Тихо скрипнула дверь. Вошла с ведром воды высокая баба в белом платке. Она аккуратно поставила ведро у печи, повернулась. На Ефима с чудовищно исхудалого лица взглянули серые глаза – и он вздрогнул, оттого что не сразу узнал жену.

– Устя… – шёпотом позвал он.

Она кивнула. Оглядевшись по сторонам, подошла на цыпочках и села на край нар у него в изголовье. Протянула было руку – и не коснулась.

– Устька… Ну, что ты?.. – испугался Ефим. – Устька… Ну… Вот он я…

Она не ответила. Заплакала – тихо, зажав ладонью рот, низко опустив голову. Ни звука не было слышно в спящем лазарете, только плечи Устиньи тряслись всё сильней. Ефим молчал, не зная, куда деться от этих всхлипов, каждый из которых словно кусок кожи сдирал с сердца.

– Устька, не вой…

– За… мол… чи, не… христь… Лю… ди… спят…

– Что ж ты не говорила мне ничего? Кабы я знал, что ты брюхатая была… Пошто молчала-то, дура?

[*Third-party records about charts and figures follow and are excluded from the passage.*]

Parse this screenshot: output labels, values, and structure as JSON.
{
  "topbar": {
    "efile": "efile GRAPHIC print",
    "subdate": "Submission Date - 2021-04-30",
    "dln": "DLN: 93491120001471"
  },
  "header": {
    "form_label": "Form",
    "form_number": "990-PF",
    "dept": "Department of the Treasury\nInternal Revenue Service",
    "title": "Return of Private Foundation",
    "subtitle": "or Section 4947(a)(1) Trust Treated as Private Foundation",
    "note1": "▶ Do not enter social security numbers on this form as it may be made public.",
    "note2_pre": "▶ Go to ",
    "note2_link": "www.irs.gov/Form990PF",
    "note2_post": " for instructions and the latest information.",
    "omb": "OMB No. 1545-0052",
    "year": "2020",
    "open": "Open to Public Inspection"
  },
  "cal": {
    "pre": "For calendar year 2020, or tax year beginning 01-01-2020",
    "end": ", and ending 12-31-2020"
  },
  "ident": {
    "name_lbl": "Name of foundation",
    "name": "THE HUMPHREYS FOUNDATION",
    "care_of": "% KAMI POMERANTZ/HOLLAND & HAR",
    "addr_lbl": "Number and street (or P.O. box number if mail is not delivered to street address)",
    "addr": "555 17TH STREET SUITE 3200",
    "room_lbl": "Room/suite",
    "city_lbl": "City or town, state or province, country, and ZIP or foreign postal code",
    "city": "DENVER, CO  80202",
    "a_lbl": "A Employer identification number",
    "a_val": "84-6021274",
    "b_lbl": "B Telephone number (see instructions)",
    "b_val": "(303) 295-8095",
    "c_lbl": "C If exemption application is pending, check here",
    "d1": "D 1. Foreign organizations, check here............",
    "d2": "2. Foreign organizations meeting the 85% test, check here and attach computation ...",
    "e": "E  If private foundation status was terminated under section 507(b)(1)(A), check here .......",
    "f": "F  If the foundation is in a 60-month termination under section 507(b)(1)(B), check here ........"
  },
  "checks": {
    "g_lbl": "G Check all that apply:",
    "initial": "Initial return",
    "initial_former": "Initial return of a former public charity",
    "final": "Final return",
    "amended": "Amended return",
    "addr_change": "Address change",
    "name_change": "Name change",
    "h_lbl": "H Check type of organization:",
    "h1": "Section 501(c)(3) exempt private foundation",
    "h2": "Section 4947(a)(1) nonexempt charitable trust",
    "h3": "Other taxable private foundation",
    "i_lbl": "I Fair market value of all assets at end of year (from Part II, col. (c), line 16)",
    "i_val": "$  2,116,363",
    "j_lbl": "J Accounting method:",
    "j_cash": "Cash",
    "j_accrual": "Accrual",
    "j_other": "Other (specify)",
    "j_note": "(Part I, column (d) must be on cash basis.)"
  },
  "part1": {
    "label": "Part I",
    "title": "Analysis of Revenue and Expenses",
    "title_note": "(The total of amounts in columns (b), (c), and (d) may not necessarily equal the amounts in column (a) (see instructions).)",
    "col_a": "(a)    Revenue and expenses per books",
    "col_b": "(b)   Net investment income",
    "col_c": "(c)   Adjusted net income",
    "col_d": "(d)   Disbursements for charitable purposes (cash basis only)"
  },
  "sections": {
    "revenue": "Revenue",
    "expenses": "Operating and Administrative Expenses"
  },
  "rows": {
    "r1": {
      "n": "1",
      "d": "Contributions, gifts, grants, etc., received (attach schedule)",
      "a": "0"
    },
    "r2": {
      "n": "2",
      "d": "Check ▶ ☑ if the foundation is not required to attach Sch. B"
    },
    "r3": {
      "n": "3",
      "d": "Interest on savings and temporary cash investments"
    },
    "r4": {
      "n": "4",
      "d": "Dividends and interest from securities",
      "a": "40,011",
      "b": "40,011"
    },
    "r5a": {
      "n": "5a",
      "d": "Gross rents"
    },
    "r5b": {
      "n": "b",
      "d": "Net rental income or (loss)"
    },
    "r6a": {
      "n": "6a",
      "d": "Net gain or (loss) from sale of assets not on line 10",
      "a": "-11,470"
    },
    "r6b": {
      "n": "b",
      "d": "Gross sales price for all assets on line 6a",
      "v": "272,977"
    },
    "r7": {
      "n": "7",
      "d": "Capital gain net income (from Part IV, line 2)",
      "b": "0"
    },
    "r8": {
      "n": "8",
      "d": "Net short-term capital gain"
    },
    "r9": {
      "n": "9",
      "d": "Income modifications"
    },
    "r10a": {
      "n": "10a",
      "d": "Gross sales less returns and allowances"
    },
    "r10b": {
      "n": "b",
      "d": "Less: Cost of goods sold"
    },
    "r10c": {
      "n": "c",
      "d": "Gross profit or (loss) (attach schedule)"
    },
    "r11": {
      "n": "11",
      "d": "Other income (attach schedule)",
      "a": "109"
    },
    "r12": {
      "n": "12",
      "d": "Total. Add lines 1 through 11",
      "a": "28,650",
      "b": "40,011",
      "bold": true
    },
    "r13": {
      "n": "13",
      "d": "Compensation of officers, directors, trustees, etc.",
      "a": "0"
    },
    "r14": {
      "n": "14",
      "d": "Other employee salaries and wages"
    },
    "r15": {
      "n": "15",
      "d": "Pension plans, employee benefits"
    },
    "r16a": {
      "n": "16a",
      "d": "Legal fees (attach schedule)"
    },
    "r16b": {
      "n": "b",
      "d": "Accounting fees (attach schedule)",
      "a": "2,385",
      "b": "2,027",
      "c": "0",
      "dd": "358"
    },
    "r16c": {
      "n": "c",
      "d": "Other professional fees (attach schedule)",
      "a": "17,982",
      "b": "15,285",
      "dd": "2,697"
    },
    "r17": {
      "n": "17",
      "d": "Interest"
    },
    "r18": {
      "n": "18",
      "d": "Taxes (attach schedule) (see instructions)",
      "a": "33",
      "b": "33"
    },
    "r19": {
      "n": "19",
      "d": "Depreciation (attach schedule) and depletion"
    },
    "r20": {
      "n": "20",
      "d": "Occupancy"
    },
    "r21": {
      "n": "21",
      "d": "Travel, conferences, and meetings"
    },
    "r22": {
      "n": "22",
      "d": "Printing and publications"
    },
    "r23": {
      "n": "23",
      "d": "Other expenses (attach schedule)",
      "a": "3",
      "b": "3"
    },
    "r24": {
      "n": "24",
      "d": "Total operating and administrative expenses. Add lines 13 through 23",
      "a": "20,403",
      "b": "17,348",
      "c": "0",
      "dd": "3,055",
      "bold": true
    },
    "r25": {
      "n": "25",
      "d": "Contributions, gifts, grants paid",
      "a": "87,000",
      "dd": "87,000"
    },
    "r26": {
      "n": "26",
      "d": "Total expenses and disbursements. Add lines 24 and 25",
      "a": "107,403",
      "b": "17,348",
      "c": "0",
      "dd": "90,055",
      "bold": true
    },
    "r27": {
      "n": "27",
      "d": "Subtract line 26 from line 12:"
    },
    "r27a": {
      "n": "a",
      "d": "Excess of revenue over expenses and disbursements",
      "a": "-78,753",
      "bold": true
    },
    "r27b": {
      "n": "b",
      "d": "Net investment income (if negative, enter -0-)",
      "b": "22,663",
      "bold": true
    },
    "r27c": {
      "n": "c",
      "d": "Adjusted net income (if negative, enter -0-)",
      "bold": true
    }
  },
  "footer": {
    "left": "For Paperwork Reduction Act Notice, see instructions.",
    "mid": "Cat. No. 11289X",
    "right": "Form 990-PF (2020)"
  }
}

Я бы шагу с завода не…

– А что… тебе… говорить… Всё едино… совести… нет… Что было говорить, когда ты как раз… с той Жанеткой… Много чести было – за собственным мужем бегать… Ну, вспомни, вспомни, как я к тебе в острог пришла! Как потаскуха распоследняя… Пятак караульному совала, чтоб допустил! А ты что? А ты, идолище, что?!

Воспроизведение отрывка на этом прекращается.